A brief overview of the tutorial
- Importing the custom markup language
- Using the built-in Function completion feature
- Final thoughts
Editing of a whole lot of the game files can be done using the simple Notepad, built into MS Windows, but if you want to make things at least a bit easier, we recommend downloading and installing Notepad++. It’s completely free and offers a massive range of useful features applicable in modding Starpoint Gemini Warlords.
1. Importing the custom markup language
We’ve assembled a number of so-called custom markup language files. These recognize the file you’ve opened up and apply colorizing on the discovered words. If you’re interested in scripting, trust me, this is essential. It will make things A LOT easier.
The custom language files are supplied with the game in the GameRoot\NP++ folder.
- log_LGM.xml – The game records a lot of information in the log.txt. The file is reset on each start of either the main game or the material editor. What this language file does is mark the “Error!” string in the file making it easier to spot when quickly scrolling through the log file.
- misc_LGM.xml – This bit is useful when editing definition files (.shp, .def, .sta…). If a parameter name isn’t color-coded, you should make sure it is written correctly.
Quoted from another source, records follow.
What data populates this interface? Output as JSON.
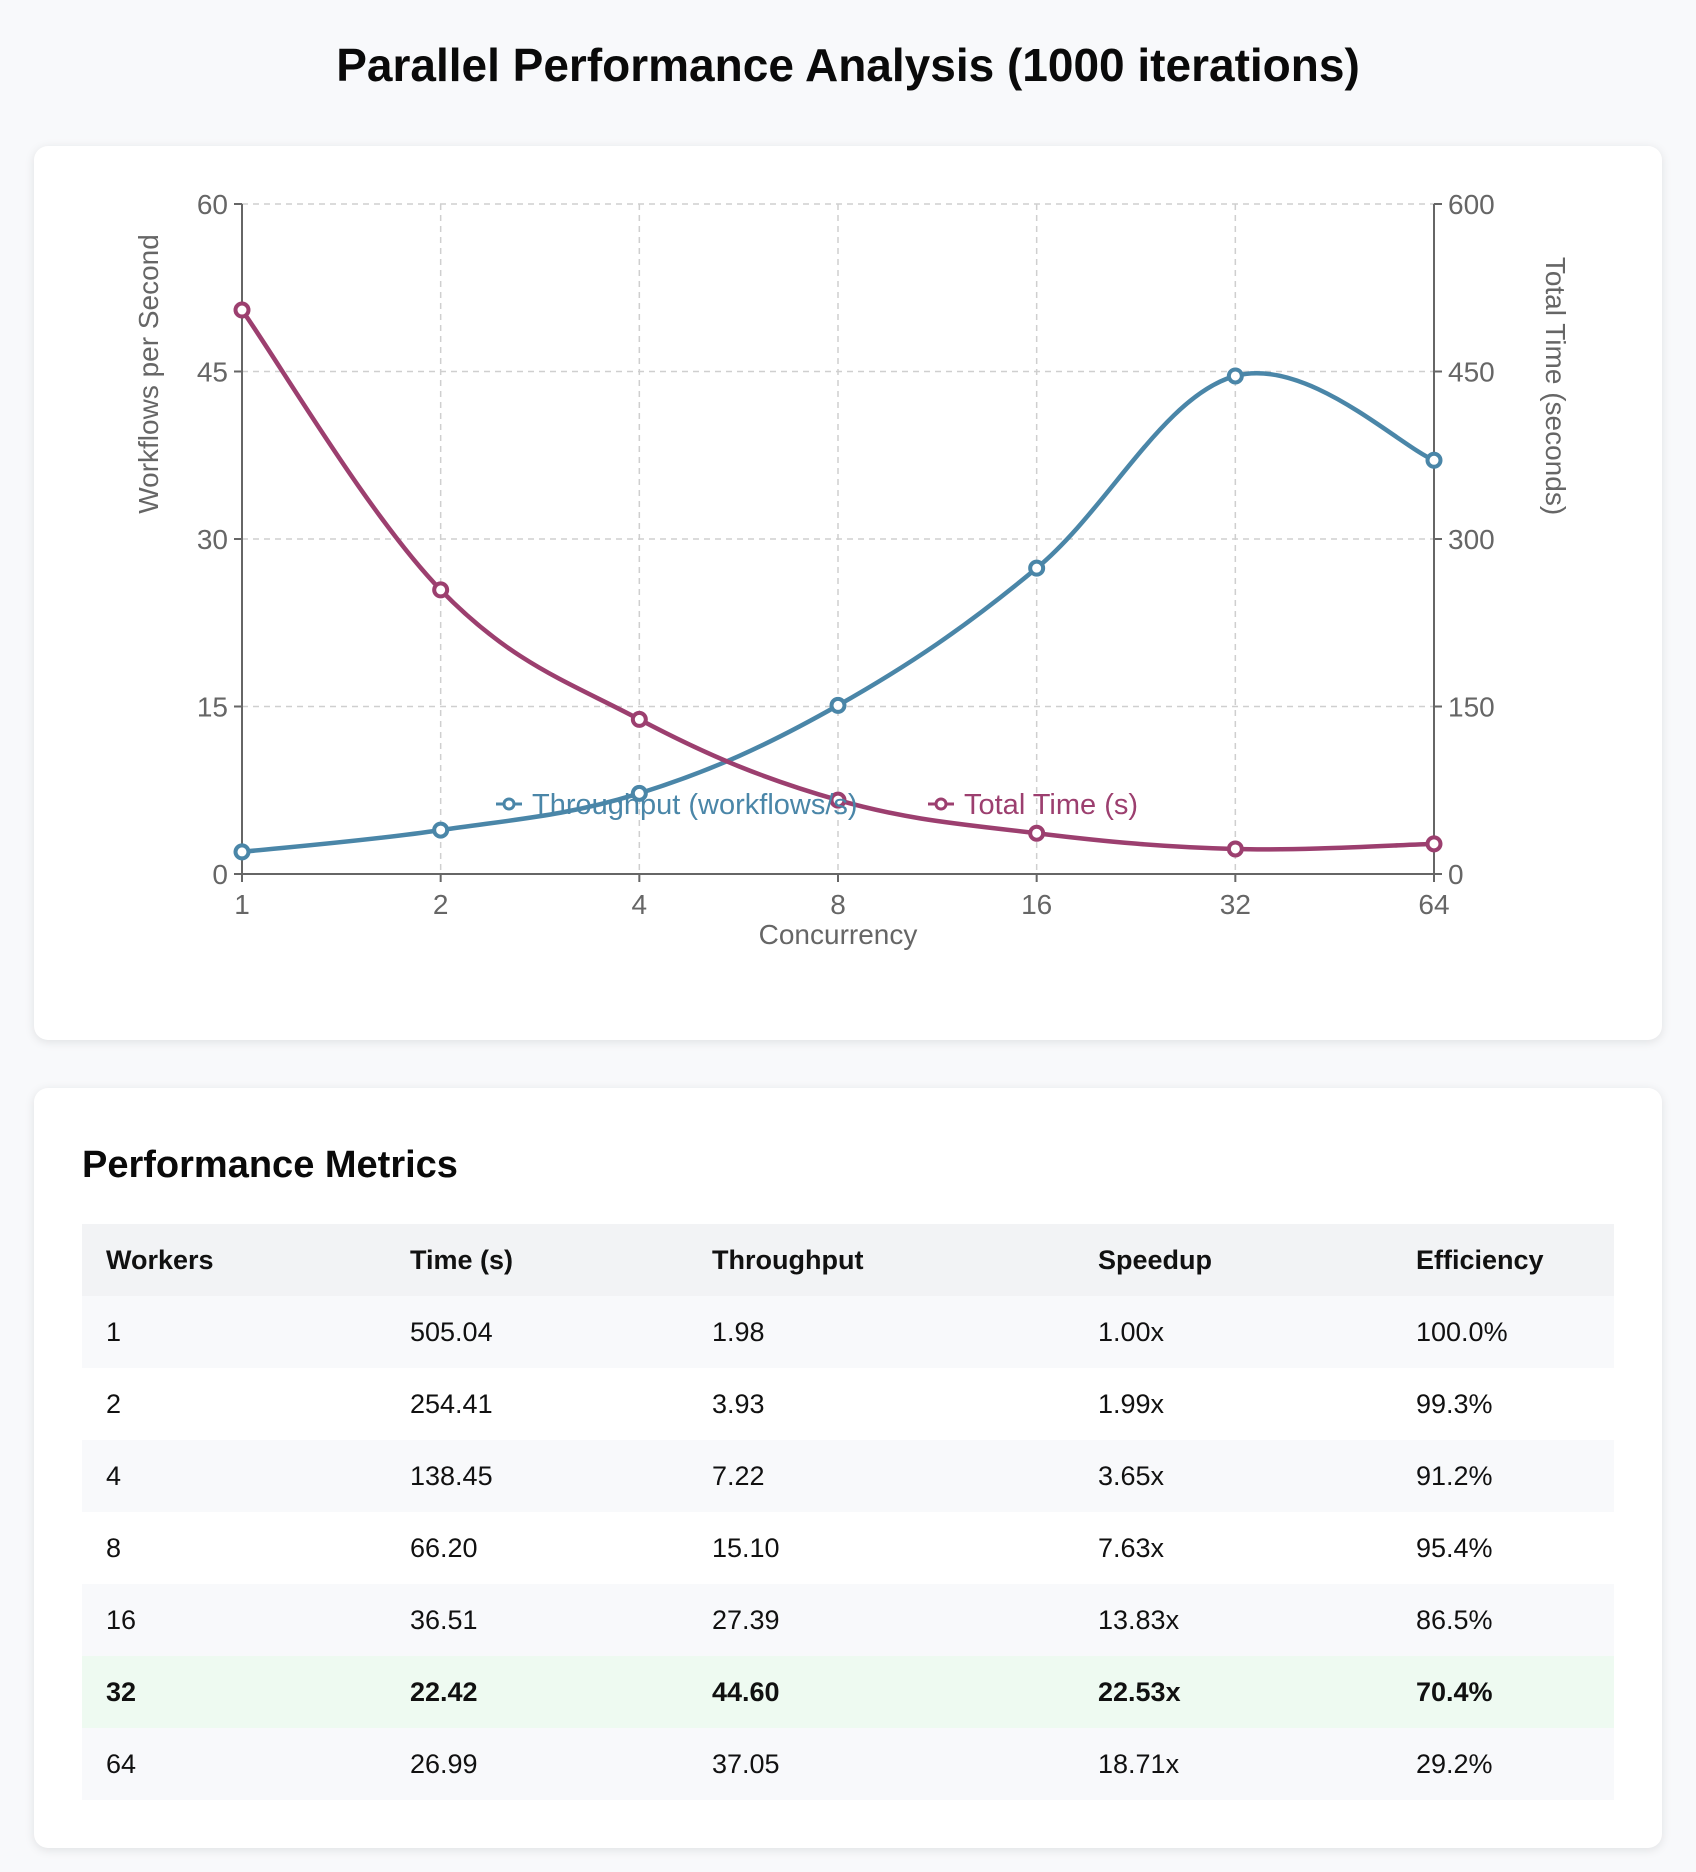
{
  "title": "Parallel Performance Analysis (1000 iterations)",
  "chart_data": {
    "type": "line",
    "categories": [
      "1",
      "2",
      "4",
      "8",
      "16",
      "32",
      "64"
    ],
    "xlabel": "Concurrency",
    "ylabel_left": "Workflows per Second",
    "ylabel_right": "Total Time (seconds)",
    "ylim_left": [
      0,
      60
    ],
    "ylim_right": [
      0,
      600
    ],
    "yticks_left": [
      "0",
      "15",
      "30",
      "45",
      "60"
    ],
    "yticks_right": [
      "0",
      "150",
      "300",
      "450",
      "600"
    ],
    "grid": true,
    "legend_position": "bottom",
    "series": [
      {
        "name": "Throughput (workflows/s)",
        "axis": "left",
        "color": "#4a86a8",
        "values": [
          1.98,
          3.93,
          7.22,
          15.1,
          27.39,
          44.6,
          37.05
        ]
      },
      {
        "name": "Total Time (s)",
        "axis": "right",
        "color": "#9c3f6f",
        "values": [
          505.04,
          254.41,
          138.45,
          66.2,
          36.51,
          22.42,
          26.99
        ]
      }
    ]
  },
  "metrics": {
    "title": "Performance Metrics",
    "columns": [
      "Workers",
      "Time (s)",
      "Throughput",
      "Speedup",
      "Efficiency"
    ],
    "highlight_row": 5,
    "rows": [
      [
        "1",
        "505.04",
        "1.98",
        "1.00x",
        "100.0%"
      ],
      [
        "2",
        "254.41",
        "3.93",
        "1.99x",
        "99.3%"
      ],
      [
        "4",
        "138.45",
        "7.22",
        "3.65x",
        "91.2%"
      ],
      [
        "8",
        "66.20",
        "15.10",
        "7.63x",
        "95.4%"
      ],
      [
        "16",
        "36.51",
        "27.39",
        "13.83x",
        "86.5%"
      ],
      [
        "32",
        "22.42",
        "44.60",
        "22.53x",
        "70.4%"
      ],
      [
        "64",
        "26.99",
        "37.05",
        "18.71x",
        "29.2%"
      ]
    ]
  }
}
- region_LGM.xml – This language file color-codes elements of the region files (.icr).
- world_LGM.xml – World.ics and individual sector files (.ics) use this language file to color-code their elements. Quite useful for browsing the insides of the game world-related files.
- sal_LGM.xml – This is the most important language file. It color-codes individual script elements, making it possible to quickly associate colors with script object groups and so on. If you’re really serious about using the script engine, make sure you have this language imported into Notepad++.
Now that we’ve got the basic explanation out of the way, how about we actually import the language, huh?
- Open Notepad++
- Go to Language->Define your language
- Click on the Import button
- Navigate to the NP++ folder
- Select the desired language (.xml) file and click Open
- Restarting Notepad++ is advisable
The only issue with this process is that it is advisable to do this on every new game update. We regularly update the language files with each game update and there is no automatic process for re-import into Notepad++. You have to do this manually every time.
2. Using the built-in Function completion feature
OK. The markup is there and everything is nicely colored, but wouldn’t it be great to have a little list pop-up when you’re typing a script, to provide you suggestions based on what you’re typing? Sure it would, and thankfully, the Notepad++ team delivers. There are two procedures you need to do:
- Copy the language API files from NP++\APIs into NotepadInstallDirectory\plugins\APIs
- Restart Notepad++
- Open Notepad++
- Go to Settings->Preferences->Auto-Completion
- Check the Enable auto-completion on each input for Function completion
These two things combined will help you a lot if you’re doing scripts. As is the case with the language markup files, we regularly update the API files sou you’ll have to copy them into Notepad++ on each new game update.
3. Final thoughts
A small reminder can be found in the NP++ folder called INSTRUCTIONS.txt, just in case you need it. If all you plan on doing with a mod is something little, a tiny change like giving yourself a billion credits in-game, then this whole Notepad++ and language files is likely not needed, but if you’re really interested in modding, in doing some major changes, please do follow the above instructions and install Notepad and everything. You wouldn’t believe how many times a small typo made me lose a whole day of work. And all I needed to do was to update the language markup and my error would be apparent.